Я встретил Джульетту на одном из тех ошеломляющих и бесконечных вечеров на вилле в Бель-Эйр, секрет которых известен Голливуду. Будучи эмигранткой, она работала директором по маркетингу в PR-агентстве. Очень большая зарплата. Громадная ответственность. Мы оба путешествовали по сентиментальной пустыне, заводя отношения столь же краткие, сколь и поверхностные. Мы сразу понравились друг другу и начали встречаться, не воспринимая этого всерьез и благоразумно избегая любых планов на жизнь под одной крышей. Мы наслаждались преимуществами супружества, не имея при этом повседневных хлопот, так вредящих чувствам. Вдали от Франции, запертый в пузыре, где все было легко и искусственно, я искренне верил, что наши отношения смогут продлиться. Честолюбивая Джульетта не была готова пожертвовать личной жизнью или надеждой свить семейное гнездышко. Она скучала по своей стране и друзьям. Мы вернулись в Париж, когда ей предложили должность еще более высокооплачиваемую, чем та, которую она занимала. Продолжение, увы, было банально печальным. В тот момент, как мы переехали, поселились вместе и решили пожениться, карета снова превратилась в тыкву. Наше американское начало было нашим выпускным вечером, эфемерным и иллюзорным. На самом деле между нами ничего не сломалось – мы просто не смогли ничего построить.
…Матье все еще протягивает мне микрофон, смущенный отсутствием реакции. В конце концов я беру в руки себя и микрофон. Я не подготовил ничего конкретного, хотел бы оказаться в другом месте, и с первых слов мой голос звучит неуверенно:
– Ни для кого не секрет, что я очень мало общался с отцом. Мне было всего пять лет, когда однажды вечером, в феврале семьдесят третьего года, он умер от сердечного приступа. Когда я думаю о нем, мне трудно отделить собственные воспоминания от чужих рассказов… Даже фотографии вводят меня в заблуждение. Глядя на работы, висящие в этой галерее, я наивно верю, что был свидетелем каждой из этих сцен. Однако некоторые вещи остаются неизгладимыми. Я всегда буду помнить звук его голоса, мозолистые руки, высокий силуэт в мастерской, склонившийся над столом, на котором он сортировал и раскладывал отпечатки. Именно в мастерской нашей фабрики в Сент-Арну-ан-Ивелин была сделана вот эта фотография.
Я умолкаю и указываю на черно-белый снимок, висящий на стене слева от меня. На нем маленький мальчик: стрижка под горшок, упрямый подбородок, черные глаза, взгляд устремлен на невидимую цель над объективом. Хотя фотография была сделана тридцать пять лет назад, я нахожу, что не сильно изменился. Ну, не считая стрижки. В моей памяти всплыли образы мельницы – старого, почти древнего здания, купленного в очень плохом состоянии, сожравшего половину состояния моего отца. Огромная гостиная с открытыми деревянными балками. Деревянная лестница, которая вела в спальни и на антресоли, заваленные книгами. Клетка со старым колесом. После смерти отца мы прожили на мельнице три года, прежде чем моя мать, уставшая от возни с поместьем и постоянным ремонтом, решилась продать его чете иностранцев, страстно влюбленной в старые камни.
– Мне тогда было четыре года, – продолжаю я. – Немногие из вас бывали на мельнице и проводили там долгие вечера за коллекционными винами отца.

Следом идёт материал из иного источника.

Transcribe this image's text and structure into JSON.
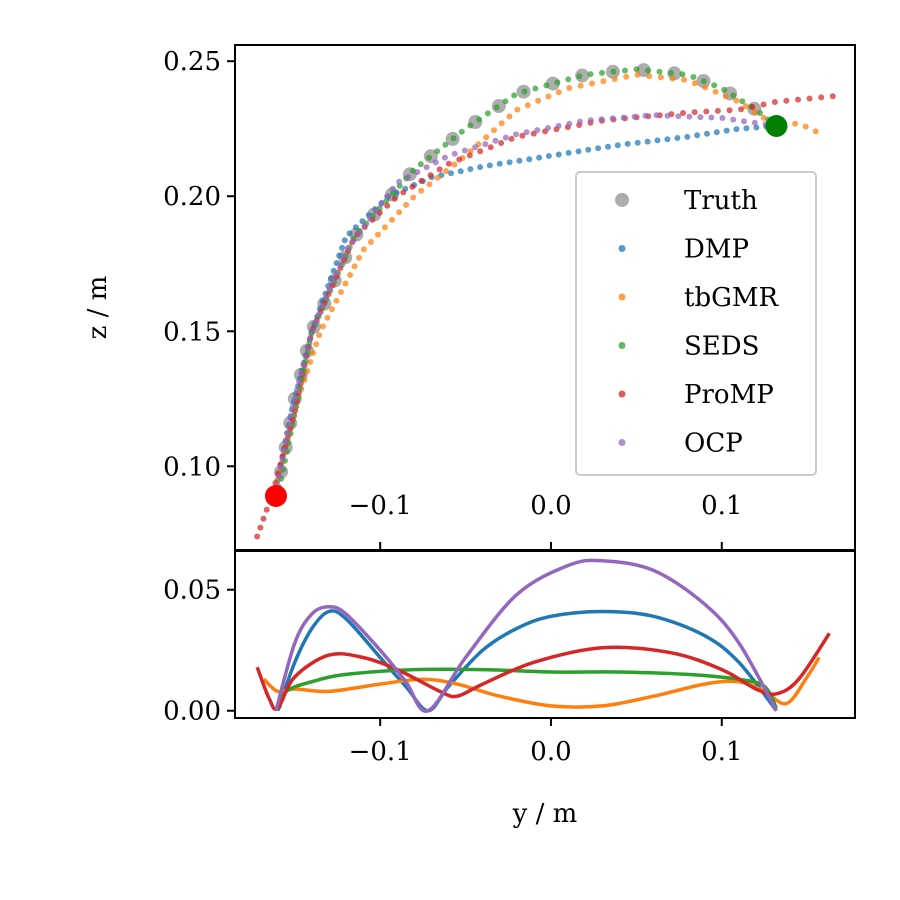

Я смутно помню несколько таких вечеров. Большой дубовый стол посреди гостиной накрыт на десять-пятнадцать человек. В глубине комнаты через большое круглое окно виден водопад на речке, протекавшей под домом. Колесо давно исчезло, но система клапанов позволяла запирать или пропускать воду. Мой отец, как вы знаете, был ужасно говорлив и терпеть не мог, когда его перебивают. Мне рассказывали, что, если его обрывали во время обеда, он злился и шел открывать шлюз, чтобы шум водопада заглушил разговор. (В зале вспыхивает смех.) Я не могу вспоминать Йозефа, не упомянув о женщине, которая была ему женой последние пять лет его жизни: мою мать Нину. Они встретились в Париже в конце шестидесятых, когда он переживал небывалый житейский и творческий кризис и был готов бросить фотографию. Думаю, без нее он никогда больше не взял бы камеру в руки. У моего отца был романтический взгляд на вдохновение. Он все время повторял, что Нина была его музой, той, что вернула его к жизни, подарила второе дыхание. Фотографии, которые вы имеете удовольствие видеть сегодня вечером, никогда не появились бы без нее.
Я делаю паузу.
– Моя мать не присутствует здесь сегодня вечером, но она точно не захотела бы, чтобы ее отсутствие неверно истолковали. Вы знаете, что она всегда была одиночкой по натуре, и воспоминания о том периоде жизни причиняют ей много страданий. Эти фотографии оказались для нее слишком тяжелым наследием. Просто знайте, что, отдыхая на юге Франции, она всем сердцем с нами. Благодарю вас за внимание.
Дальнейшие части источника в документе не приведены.